The report detailed decades of physical, sexual and emotional abuse suffered by children in government and church run institutions.


'Horrific chapter in Canadian history'


"The news that remains were found at the former Kamloops residential school breaks my heart - it is a painful reminder of that dark and shameful chapter of our country's history. I am thinking about everyone affected by this distressing news. We are here for you," Canadian Prime Minister Justin Trudeau tweeted Friday.


In an interview with CNN, Carolyn Bennett, Canada's minister of Crown-Indigenous Relations, says this revelation speaks to all Canadians about a "very painful truth" and a "horrific chapter in Canadian history."

"This was the reason why five of the calls to action of the Truth and Reconciliation Commission wanted us to deal with the missing children and the unmarked graves because they knew there was much more than what they had been able to ascertain at the hearings," said Bennett.

The commission recommended 94 calls to action as remedy and healing.

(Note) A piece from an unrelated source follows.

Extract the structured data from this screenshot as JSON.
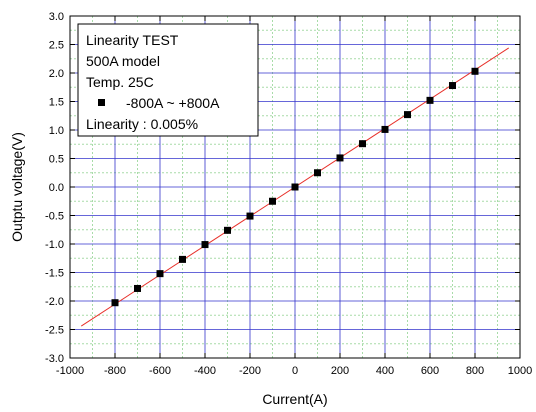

Indigenous rights' groups says very few of them have been acted upon, including the need for health and educational equity between indigenous and non-indigenous children.

In 2019, Trudeau said he and his government accepted the harm inflicted on indigenous peoples in Canada amounted to genocide, saying at the time that the government would move forward to "end this ongoing tragedy."

McLeod says the residential school system scarred generations in his family and the abuse he suffered at the school in Kamloops terrorized him, his family and his classmates.


A childhood photo of Harvey McLeod, at left.

"The abuse that happened to me was physical, yes, was sexual, yes, and in 1966 I was a person that didn't want to live anymore, it changed me," said McLeod, comparing the trauma he suffered to that of a prisoner of war.

He says he entered the school in 1966 along with most of his siblings.

"Seven of us went at the same time, same school that my mum and my dad went to, there wasn't an option, it was a requirement, it was the law. And I can only imagine what my mom and my dad, how they felt, when they dropped some of us there knowing what they experienced at that school," he said.

As was documented by the Truth and Reconciliation Commission, many of the children in residential schools did not receive adequate medical care with some dying prematurely of diseases like tuberculous.

The commission estimates that more than 4,000 children died while at residential schools over a period of several decades, but the final commission report acknowledges it was impossible to know the true number.

McLeod says this week's discovery at his former school has already helped community members he knows discuss the abuse they suffered and the inter-generational trauma it has caused.

He says he would like to be engaged in healing and now wants to avoid pointing fingers or blame.

"I have forgiven, I have forgiven my parents, I have forgiven my abusers, I have broken the chain that held me back at that school, I don't want to live there anymore but at the same time make sure that the people who didn't come home are acknowledged and respected and brought home in a good way," he said.